Specification of prior distributions for a Bayesian model is a central part of the Bayesian workflow for data analysis, but it is often difficult even for statistical experts. Prior elicitation transforms domain knowledge of various kinds into well-defined prior distributions, and offers a solution to the prior specification problem, in principle. In practice, however, we are still far from having usable prior elicitation tools that could significantly influence the way we build probabilistic models especially for high-dimensional problems. We are approaching this challenge from two perspectives, (a) by developing intuitive joint prior distributions that yield sensible prior predictions even in high-dimensional spaces and (b) by building prior elicitation tools that transform expert knowledge in the data space into prior distributions on the model parameters that are consistent with that knowledge while satisfying additional probabilistic constraints.
Numerous research questions in basic science are concerned with comparing multiple scientific theories to understand which of them is more likely to be true, or at least closer to the truth. To compare these theories, scientists translate them into statistical models and then investigate how well the models' predictions match the gathered real-world data. Even if the goal is purely predictive, model comparison is very important for predictive model selection or averaging. In our work group, we are exploring Bayesian model comparison approaches from both theory-driven and predictive perspectives and even seek to find ways to combine both perspectives.
For complex physical or cognitive models, the data generating process cannot be fully expressed analytically. Rather, we only have access to a simulator that generates data from said process and we thus must rely on Simulation-based inference for learning about such models from data. Neural density estimators have proven remarkably powerful in performing efficient simulation-based Bayesian inference in various research domains. However, there remain several open challenges regarding their accuracy, scalability, and robustness of these methods, challenges that we aim to solve in the upcoming years.
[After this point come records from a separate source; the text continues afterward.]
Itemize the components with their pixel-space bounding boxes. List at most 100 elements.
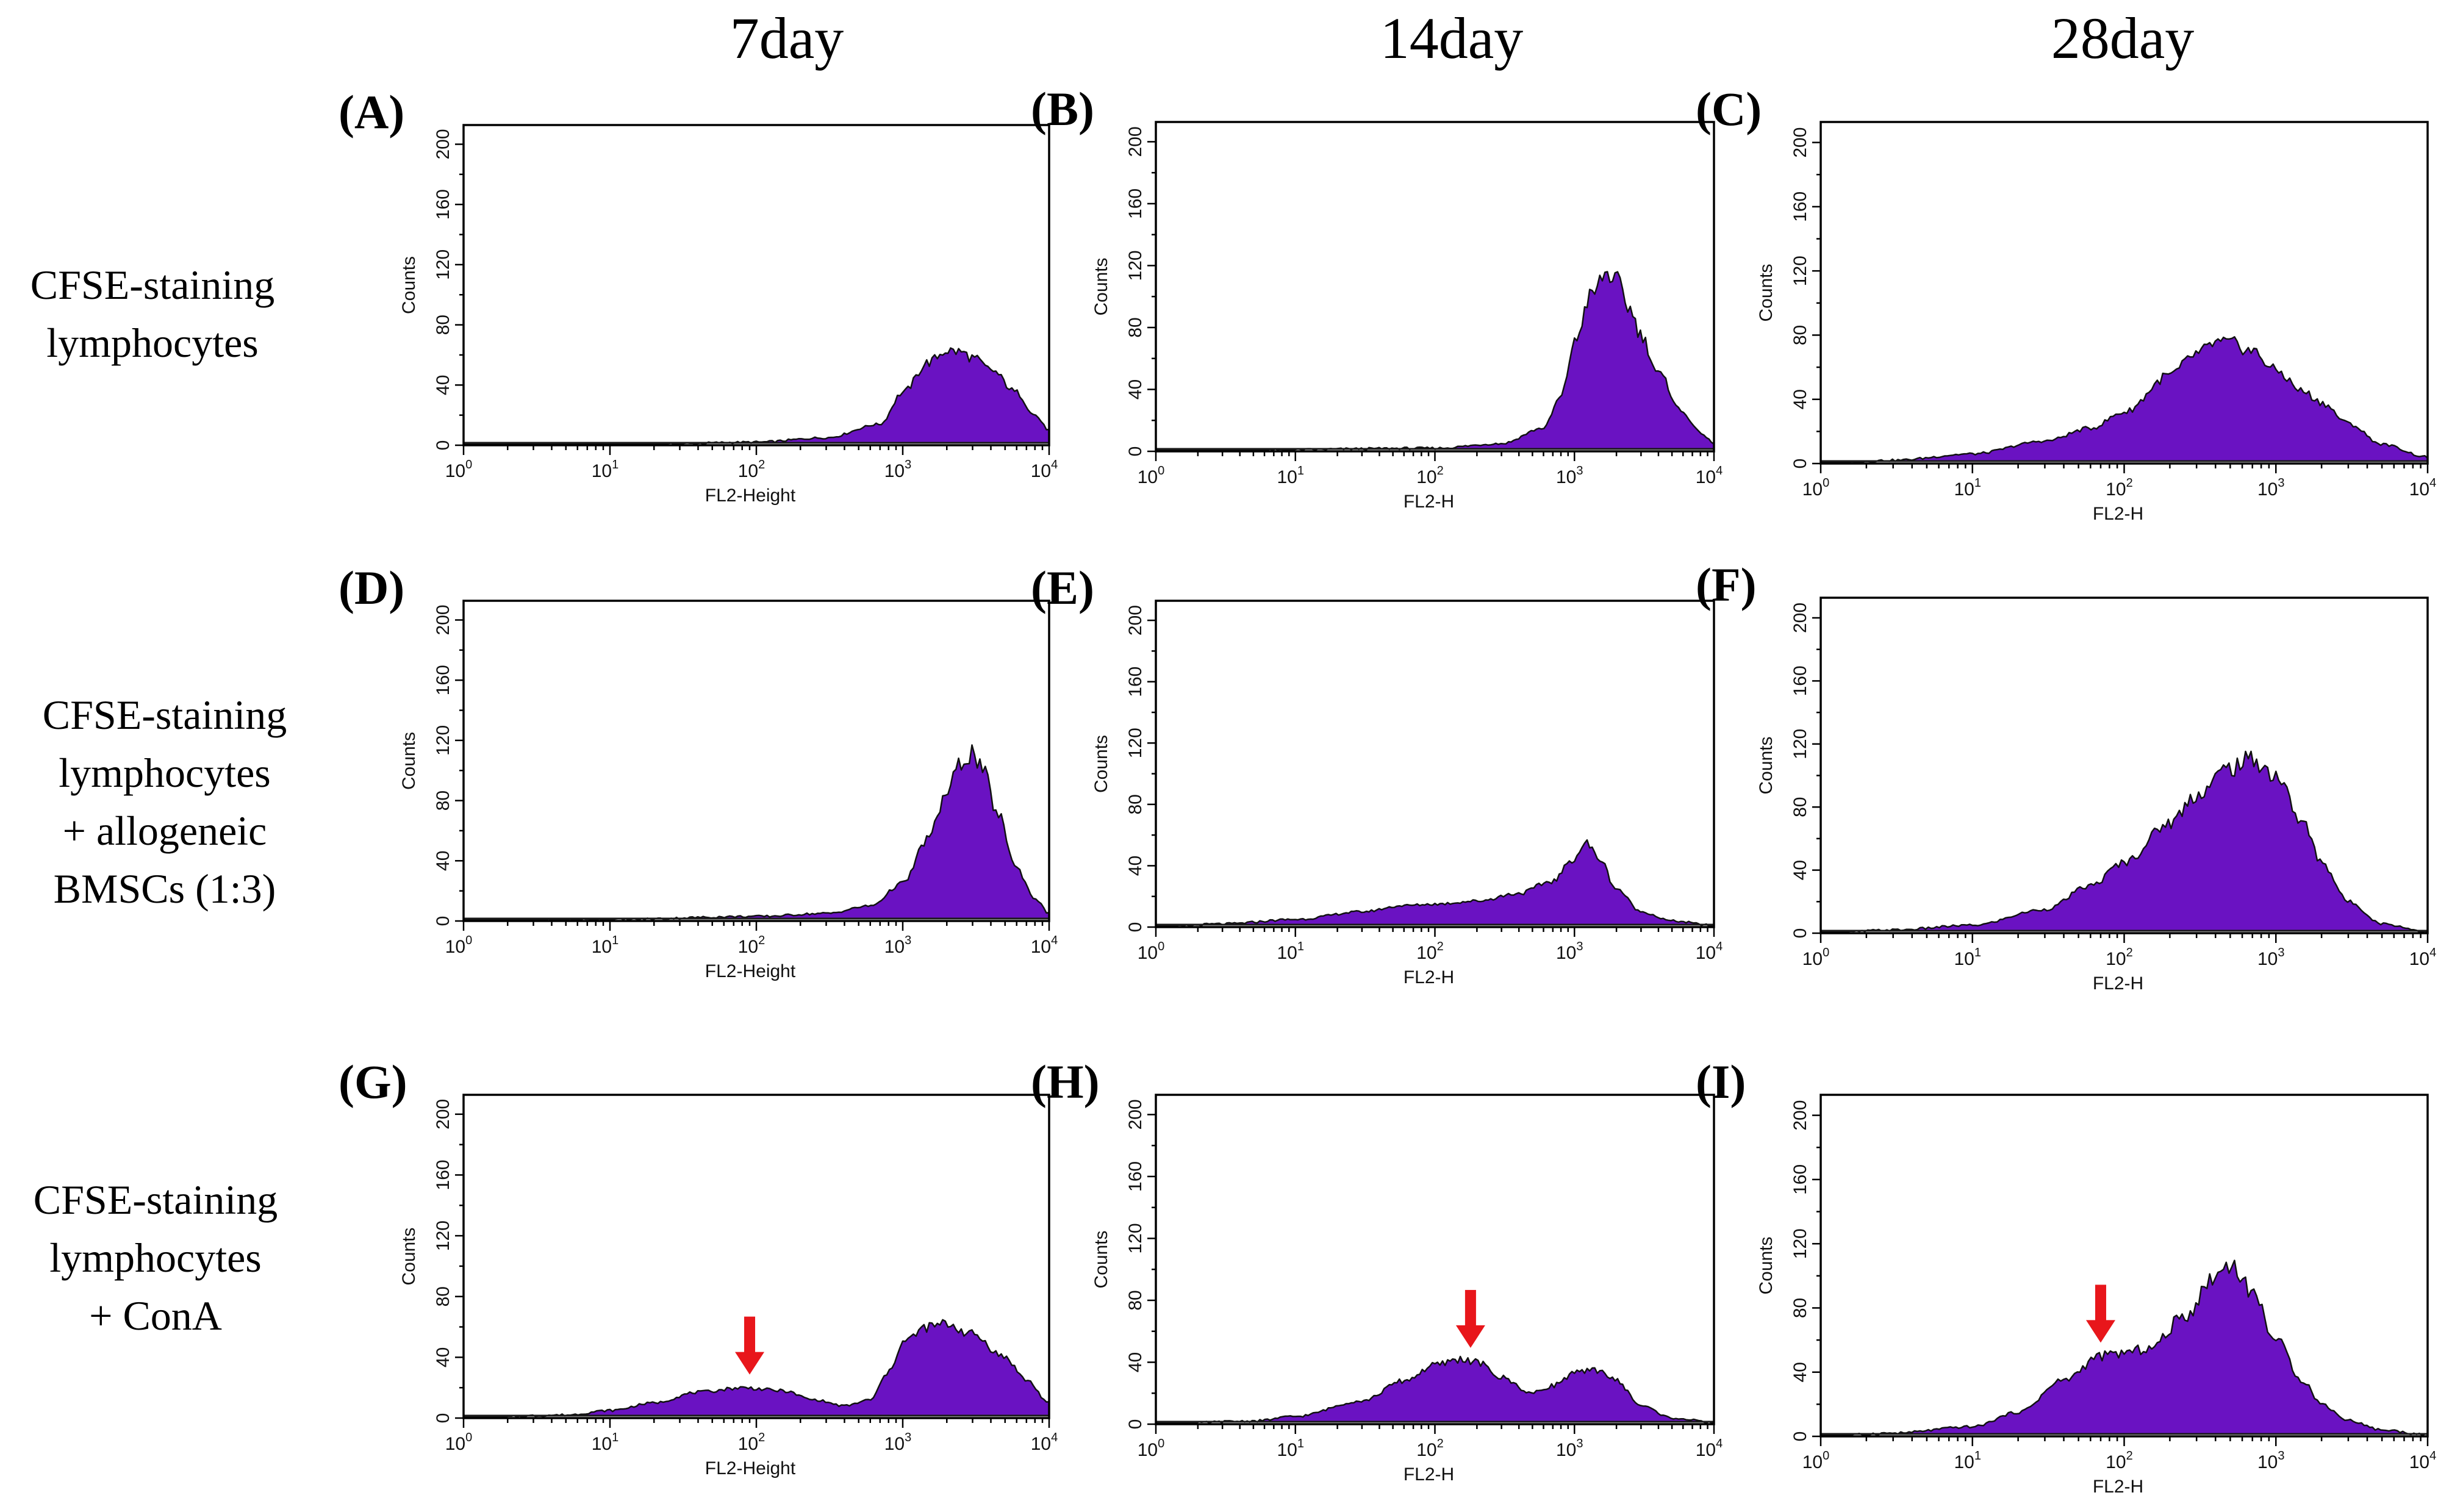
x-tick-label-G-1: 101: [592, 1431, 619, 1454]
panel-label-C: (C): [1696, 82, 1762, 135]
y-tick-label-G-120: 120: [433, 1220, 453, 1251]
x-axis-label-H: FL2-H: [1404, 1464, 1454, 1485]
x-tick-label-I-2: 102: [2106, 1449, 2133, 1472]
x-tick-label-G-4: 104: [1031, 1431, 1058, 1454]
y-tick-label-G-0: 0: [433, 1413, 453, 1424]
y-tick-label-H-200: 200: [1125, 1099, 1145, 1130]
red-arrow-shaft-I: [2095, 1284, 2106, 1322]
x-tick-label-E-1: 101: [1277, 940, 1305, 963]
histogram-F: [1819, 750, 2429, 933]
row-label-2-line-1: CFSE-staining: [43, 692, 287, 738]
x-tick-label-H-4: 104: [1696, 1437, 1723, 1460]
y-tick-label-D-120: 120: [433, 725, 453, 756]
y-tick-label-G-80: 80: [433, 1286, 453, 1306]
x-tick-label-H-1: 101: [1277, 1437, 1305, 1460]
histogram-A: [462, 347, 1050, 445]
histogram-I: [1819, 1259, 2429, 1436]
x-tick-label-A-2: 102: [738, 458, 765, 481]
y-tick-label-C-200: 200: [1790, 127, 1810, 158]
panel-C: 0 40 80 120 160 200 100 101 102 103 104 FL2-H Counts…: [1696, 82, 2436, 524]
y-axis-label-F: Counts: [1756, 736, 1776, 794]
y-tick-label-H-0: 0: [1125, 1419, 1145, 1430]
y-tick-label-H-120: 120: [1125, 1223, 1145, 1253]
x-tick-label-G-3: 103: [884, 1431, 912, 1454]
y-tick-label-C-160: 160: [1790, 192, 1810, 222]
x-tick-label-E-0: 100: [1138, 940, 1165, 963]
y-tick-label-D-80: 80: [433, 790, 453, 811]
row-label-3-line-3: + ConA: [89, 1292, 222, 1339]
y-tick-label-E-40: 40: [1125, 856, 1145, 876]
panel-label-I: (I): [1696, 1055, 1746, 1108]
x-tick-label-C-1: 101: [1954, 476, 1982, 500]
x-tick-label-B-1: 101: [1277, 464, 1305, 487]
y-tick-label-B-40: 40: [1125, 379, 1145, 399]
red-arrow-shaft-G: [744, 1316, 756, 1353]
y-tick-label-A-80: 80: [433, 315, 453, 335]
y-tick-label-C-120: 120: [1790, 256, 1810, 286]
y-tick-label-G-40: 40: [433, 1347, 453, 1367]
y-tick-label-B-0: 0: [1125, 446, 1145, 457]
x-tick-label-C-0: 100: [1802, 476, 1830, 500]
x-tick-label-C-4: 104: [2409, 476, 2437, 500]
x-tick-label-I-3: 103: [2257, 1449, 2285, 1472]
row-label-3-line-2: lymphocytes: [49, 1234, 262, 1281]
x-tick-label-H-0: 100: [1138, 1437, 1165, 1460]
plot-frame-E: [1155, 600, 1715, 928]
x-tick-label-A-3: 103: [884, 458, 912, 481]
x-tick-label-G-0: 100: [445, 1431, 473, 1454]
y-tick-label-D-160: 160: [433, 665, 453, 695]
y-tick-label-F-80: 80: [1790, 797, 1810, 817]
panel-H: 0 40 80 120 160 200 100 101 102 103 104 FL2-H Counts…: [1031, 1055, 1723, 1485]
y-axis-label-C: Counts: [1756, 263, 1776, 321]
x-tick-label-D-1: 101: [592, 934, 619, 957]
x-tick-label-F-1: 101: [1954, 946, 1982, 969]
x-tick-label-B-0: 100: [1138, 464, 1165, 487]
row-label-2: CFSE-staining lymphocytes + allogeneic B…: [43, 692, 287, 912]
panel-label-D: (D): [339, 561, 404, 614]
red-arrow-H: [1455, 1289, 1485, 1348]
y-tick-label-A-160: 160: [433, 189, 453, 220]
histogram-D: [462, 744, 1050, 921]
x-tick-label-C-3: 103: [2257, 476, 2285, 500]
panel-G: 0 40 80 120 160 200 100 101 102 103 104 FL2-Height C…: [339, 1055, 1058, 1478]
y-axis-label-G: Counts: [399, 1227, 419, 1285]
y-axis-label-A: Counts: [399, 256, 419, 314]
x-tick-label-D-4: 104: [1031, 934, 1058, 957]
y-tick-label-H-40: 40: [1125, 1352, 1145, 1372]
row-label-2-line-2: lymphocytes: [59, 750, 271, 796]
red-arrow-head-H: [1455, 1325, 1485, 1348]
y-tick-label-E-160: 160: [1125, 667, 1145, 697]
red-arrow-I: [2085, 1284, 2115, 1343]
histogram-H: [1155, 1355, 1715, 1424]
x-axis-label-G: FL2-Height: [705, 1458, 796, 1478]
x-tick-label-G-2: 102: [738, 1431, 765, 1454]
y-tick-label-F-0: 0: [1790, 928, 1810, 939]
panel-label-H: (H): [1031, 1055, 1100, 1108]
x-tick-label-A-1: 101: [592, 458, 619, 481]
x-axis-label-E: FL2-H: [1404, 967, 1454, 987]
panel-I: 0 40 80 120 160 200 100 101 102 103 104 FL2-H Counts…: [1696, 1055, 2436, 1497]
x-tick-label-F-4: 104: [2409, 946, 2437, 969]
panel-F: 0 40 80 120 160 200 100 101 102 103 104 FL2-H Counts…: [1696, 558, 2436, 994]
y-axis-label-B: Counts: [1091, 257, 1111, 315]
panel-label-B: (B): [1031, 82, 1094, 135]
x-tick-label-E-3: 103: [1556, 940, 1583, 963]
x-tick-label-A-0: 100: [445, 458, 473, 481]
y-tick-label-H-160: 160: [1125, 1161, 1145, 1192]
row-label-1-line-2: lymphocytes: [46, 320, 259, 366]
y-tick-label-F-40: 40: [1790, 860, 1810, 880]
y-tick-label-I-0: 0: [1790, 1431, 1810, 1442]
panel-label-A: (A): [339, 85, 404, 138]
y-tick-label-E-0: 0: [1125, 922, 1145, 933]
y-tick-label-D-200: 200: [433, 604, 453, 635]
y-axis-label-D: Counts: [399, 732, 419, 790]
row-label-3: CFSE-staining lymphocytes + ConA: [34, 1177, 278, 1339]
column-title-28day: 28day: [2051, 5, 2195, 71]
y-tick-label-F-200: 200: [1790, 603, 1810, 633]
x-tick-label-D-0: 100: [445, 934, 473, 957]
x-tick-label-B-2: 102: [1416, 464, 1444, 487]
x-tick-label-H-2: 102: [1416, 1437, 1444, 1460]
x-tick-label-H-3: 103: [1556, 1437, 1583, 1460]
y-tick-label-A-0: 0: [433, 440, 453, 451]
Building Bayesian models in a principled way remains a highly complex task requiring a lot of expertise and cognitive resources. Ideally, subject matter experts do not have to solve everything by themselves but have statisticians or data scientists by their side to assist them. Of course, the latter are not always available for every data-analysis project. As a remedy we are developing a machine-assisted workflow for building interpretable, robust, and well-predicting Bayesian models. This first requires more research on the theoretical foundations of Bayesian model building. With this in hand, machines will be trained to provide automatic model evaluation and modeling recommendations that guide the user through the model building process. While leaving the modeling choices up to the user, the machine subsequently learns from the user's decisions to improve its recommendations on the fly.